All you have to do is:
- Turn your crock-pot on high and let it heat up while you are getting things together.
- Put the tomato sauce, water, butter and seasonings into the crock-pot and stir.
- Chop your peppers and onions and put them in the crock-pot raw/uncooked
- Let this cook for about an hour so the flavors can marry and the peppers & onions can soften.
- Using a clean spoon, dip out a little bit to taste it. It's good isn't it? Need more salt? Pepper? ...add it, now.
- Add in the instant rice, lightly stir and replace the lid.
- Cut up about 1 cup of rotisserie chicken. I cut up the breasts and saved the rest to make something else with. Add it to the crock-pot and close the lid.

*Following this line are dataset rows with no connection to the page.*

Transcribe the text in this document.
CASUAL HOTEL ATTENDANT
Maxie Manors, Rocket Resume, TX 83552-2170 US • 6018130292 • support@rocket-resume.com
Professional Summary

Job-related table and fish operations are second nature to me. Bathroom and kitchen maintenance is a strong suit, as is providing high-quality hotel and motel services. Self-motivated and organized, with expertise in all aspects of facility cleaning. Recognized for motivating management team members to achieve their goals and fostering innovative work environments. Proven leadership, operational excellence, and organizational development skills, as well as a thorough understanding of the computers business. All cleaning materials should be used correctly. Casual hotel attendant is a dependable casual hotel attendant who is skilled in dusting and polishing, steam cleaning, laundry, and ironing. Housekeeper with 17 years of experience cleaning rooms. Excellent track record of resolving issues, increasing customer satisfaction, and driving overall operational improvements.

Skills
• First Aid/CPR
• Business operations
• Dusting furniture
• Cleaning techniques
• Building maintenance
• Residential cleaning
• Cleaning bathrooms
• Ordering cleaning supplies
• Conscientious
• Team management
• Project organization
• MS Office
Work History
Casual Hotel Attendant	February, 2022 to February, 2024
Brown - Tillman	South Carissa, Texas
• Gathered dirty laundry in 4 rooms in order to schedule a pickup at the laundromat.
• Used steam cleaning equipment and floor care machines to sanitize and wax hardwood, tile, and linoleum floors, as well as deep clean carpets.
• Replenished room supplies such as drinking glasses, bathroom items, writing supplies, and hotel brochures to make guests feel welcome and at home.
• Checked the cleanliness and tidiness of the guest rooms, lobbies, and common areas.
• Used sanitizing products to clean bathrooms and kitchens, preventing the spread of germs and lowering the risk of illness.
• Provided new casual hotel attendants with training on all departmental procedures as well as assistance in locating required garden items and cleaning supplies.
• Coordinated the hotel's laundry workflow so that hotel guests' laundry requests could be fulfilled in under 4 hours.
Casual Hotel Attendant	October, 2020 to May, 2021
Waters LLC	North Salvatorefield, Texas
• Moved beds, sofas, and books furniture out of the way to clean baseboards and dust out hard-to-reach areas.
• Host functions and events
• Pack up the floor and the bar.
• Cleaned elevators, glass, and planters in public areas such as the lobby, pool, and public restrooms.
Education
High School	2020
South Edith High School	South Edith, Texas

- Let it cook for 10-15 minutes longer. You can unplug the crock-pot, if you want to.
- Transfer the meal to a serving dish or serve from the crock-pot.
- Garnish with guacamole, sour cream, shredded cheese or any toppings that you like. Serve a warm tortilla on the side :) Enjoy!
- I kept this simple for serving a variety of people. You can spice it up or add more vegetables, if you'd like.
- This is really great with sauteed mushrooms added right at the end--when it's done. Cook them separately in a pan and just mix them in when the Arroz con Pollo is ready.
- I'm just a girl who likes Mexican food & I created this recipe from my imagination--I like it :) I'd love to read/see your recipes, too--especially, Mexican recipes!! yum!!